The reason the above works is that the set of values of sequence elements has finite cardinality (cardinality is 2). The same approach can be taken for any sequence where that set of values has finite cardinality. It won't work where the set is infinite.

Is there an example of sequence whose set of values of sequence elements has infinite cardinaliity, but a finite number of subsequential limits, thus needing to prove that set of subsequential limits is exhaustive?

For example, what about $a_n = 2^{(-1)^n(2n+1)}$?

 

[andrewkirk]

Many sequences will be of that type.
For instance, any monotonic sequence that asymptotically approaches a limit, such as $a_n=1/n$.

 

[Mr Davis 97]

Many sequences will be of that type.
For instance, any monotonic sequence that asymptotically approaches a limit, such as $a_n=1/n$.

But suppose that a sequence has infinitely many distict sequence elements, and that is has, say, two elements in its set of subsequential limits. How could you verify that there are no more than 2 subsequential limits?

 

[andrewkirk]

But suppose that a sequence has infinitely many distict sequence elements, and that is has, say, two elements in its set of subsequential limits. How could you verify that there are no more than 2 subsequential limits?

I doubt there is any general method for doing that. But in any particular case it may be possible to produce a case-specific proof based on how the sequence is specified. My guess is that in most cases it may be reasonably straightforward to produce a proof, but that the nature of the proofs would differ between cases.

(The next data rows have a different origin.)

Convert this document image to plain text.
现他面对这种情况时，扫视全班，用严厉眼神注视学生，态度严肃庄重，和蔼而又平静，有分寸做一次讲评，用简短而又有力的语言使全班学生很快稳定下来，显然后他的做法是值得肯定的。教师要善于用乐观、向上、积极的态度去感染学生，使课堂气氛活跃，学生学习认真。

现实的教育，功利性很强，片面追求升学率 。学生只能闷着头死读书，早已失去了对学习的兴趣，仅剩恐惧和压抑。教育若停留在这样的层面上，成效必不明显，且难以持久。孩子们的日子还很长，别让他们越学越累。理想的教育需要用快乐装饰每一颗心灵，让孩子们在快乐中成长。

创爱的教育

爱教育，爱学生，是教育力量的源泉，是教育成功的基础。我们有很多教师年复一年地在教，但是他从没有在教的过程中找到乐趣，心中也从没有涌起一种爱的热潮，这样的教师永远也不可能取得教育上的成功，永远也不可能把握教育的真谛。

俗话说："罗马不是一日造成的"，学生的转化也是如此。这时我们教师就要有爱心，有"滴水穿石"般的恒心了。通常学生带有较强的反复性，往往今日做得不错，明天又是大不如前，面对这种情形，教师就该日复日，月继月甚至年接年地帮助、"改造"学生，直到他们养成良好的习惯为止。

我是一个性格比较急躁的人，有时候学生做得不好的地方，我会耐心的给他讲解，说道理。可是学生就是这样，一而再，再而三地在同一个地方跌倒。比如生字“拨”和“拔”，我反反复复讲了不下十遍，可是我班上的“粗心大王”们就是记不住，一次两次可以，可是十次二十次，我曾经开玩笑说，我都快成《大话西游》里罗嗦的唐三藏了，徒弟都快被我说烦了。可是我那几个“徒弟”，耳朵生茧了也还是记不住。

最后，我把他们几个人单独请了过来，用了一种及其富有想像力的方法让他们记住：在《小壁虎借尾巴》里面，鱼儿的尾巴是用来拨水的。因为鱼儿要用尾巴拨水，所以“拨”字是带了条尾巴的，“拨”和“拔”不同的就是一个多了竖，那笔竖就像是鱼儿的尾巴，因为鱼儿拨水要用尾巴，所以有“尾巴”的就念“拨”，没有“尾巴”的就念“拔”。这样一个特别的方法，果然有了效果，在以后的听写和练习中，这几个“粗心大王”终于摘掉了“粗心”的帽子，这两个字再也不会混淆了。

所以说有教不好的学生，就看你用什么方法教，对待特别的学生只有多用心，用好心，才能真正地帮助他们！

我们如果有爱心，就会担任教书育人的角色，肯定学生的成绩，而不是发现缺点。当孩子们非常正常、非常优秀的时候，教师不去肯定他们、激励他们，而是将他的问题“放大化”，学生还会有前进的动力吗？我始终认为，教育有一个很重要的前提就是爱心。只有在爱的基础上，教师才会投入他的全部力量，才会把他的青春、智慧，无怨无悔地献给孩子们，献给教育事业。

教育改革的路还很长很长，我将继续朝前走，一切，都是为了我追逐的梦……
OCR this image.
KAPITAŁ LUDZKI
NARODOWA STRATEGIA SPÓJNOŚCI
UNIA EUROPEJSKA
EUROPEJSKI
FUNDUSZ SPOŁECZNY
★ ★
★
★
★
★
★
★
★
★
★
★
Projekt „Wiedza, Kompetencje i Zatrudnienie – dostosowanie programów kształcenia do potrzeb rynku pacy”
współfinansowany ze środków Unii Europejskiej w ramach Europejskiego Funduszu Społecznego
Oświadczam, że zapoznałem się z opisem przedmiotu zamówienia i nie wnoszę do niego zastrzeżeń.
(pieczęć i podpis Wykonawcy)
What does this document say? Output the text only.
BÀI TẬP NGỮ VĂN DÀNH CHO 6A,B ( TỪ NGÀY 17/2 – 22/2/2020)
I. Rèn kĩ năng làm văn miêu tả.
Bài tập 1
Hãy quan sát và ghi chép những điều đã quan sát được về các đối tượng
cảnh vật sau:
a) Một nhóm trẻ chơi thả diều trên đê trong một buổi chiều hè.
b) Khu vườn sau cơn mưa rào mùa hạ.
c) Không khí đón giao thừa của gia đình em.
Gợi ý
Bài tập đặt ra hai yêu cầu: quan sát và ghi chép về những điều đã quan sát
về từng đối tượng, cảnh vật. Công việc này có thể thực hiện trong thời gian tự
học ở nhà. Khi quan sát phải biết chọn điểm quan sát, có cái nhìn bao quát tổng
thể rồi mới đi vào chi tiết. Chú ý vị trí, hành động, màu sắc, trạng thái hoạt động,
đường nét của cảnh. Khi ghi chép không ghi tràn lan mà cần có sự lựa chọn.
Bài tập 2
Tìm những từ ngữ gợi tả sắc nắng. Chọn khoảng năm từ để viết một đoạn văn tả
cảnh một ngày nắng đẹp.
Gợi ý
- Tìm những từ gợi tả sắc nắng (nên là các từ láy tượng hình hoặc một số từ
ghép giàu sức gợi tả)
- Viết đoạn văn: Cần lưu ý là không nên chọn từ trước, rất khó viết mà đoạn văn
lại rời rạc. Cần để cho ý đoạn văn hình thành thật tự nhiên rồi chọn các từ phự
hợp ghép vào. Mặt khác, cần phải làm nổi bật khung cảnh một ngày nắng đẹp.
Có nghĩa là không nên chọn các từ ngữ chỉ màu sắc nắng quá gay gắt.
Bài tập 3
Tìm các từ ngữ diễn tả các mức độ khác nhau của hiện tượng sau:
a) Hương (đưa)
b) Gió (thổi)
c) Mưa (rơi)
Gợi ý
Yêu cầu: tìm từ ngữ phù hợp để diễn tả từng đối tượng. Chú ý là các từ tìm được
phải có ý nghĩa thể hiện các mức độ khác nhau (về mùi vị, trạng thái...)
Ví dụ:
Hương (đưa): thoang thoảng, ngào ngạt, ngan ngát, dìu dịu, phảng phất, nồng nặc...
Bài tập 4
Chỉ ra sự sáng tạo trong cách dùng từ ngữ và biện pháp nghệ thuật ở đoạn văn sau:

Take for instance the sequence whose nth element is 1 if n is odd and 1/n if n is even. I imagine you would find it fairly easy to show the only subsequential limits of this are {0,1} despite there being infinitely many values.

 

[mathwonk]

a limit is a number your sequence elements get (and stay) arbitrarily close to. doesn't that pretty much do it? i.e. you cannot get closer than 1/4 say to anything but 1/2 and 2 with that sequence, but you can easily get and stay as close as you like to those two.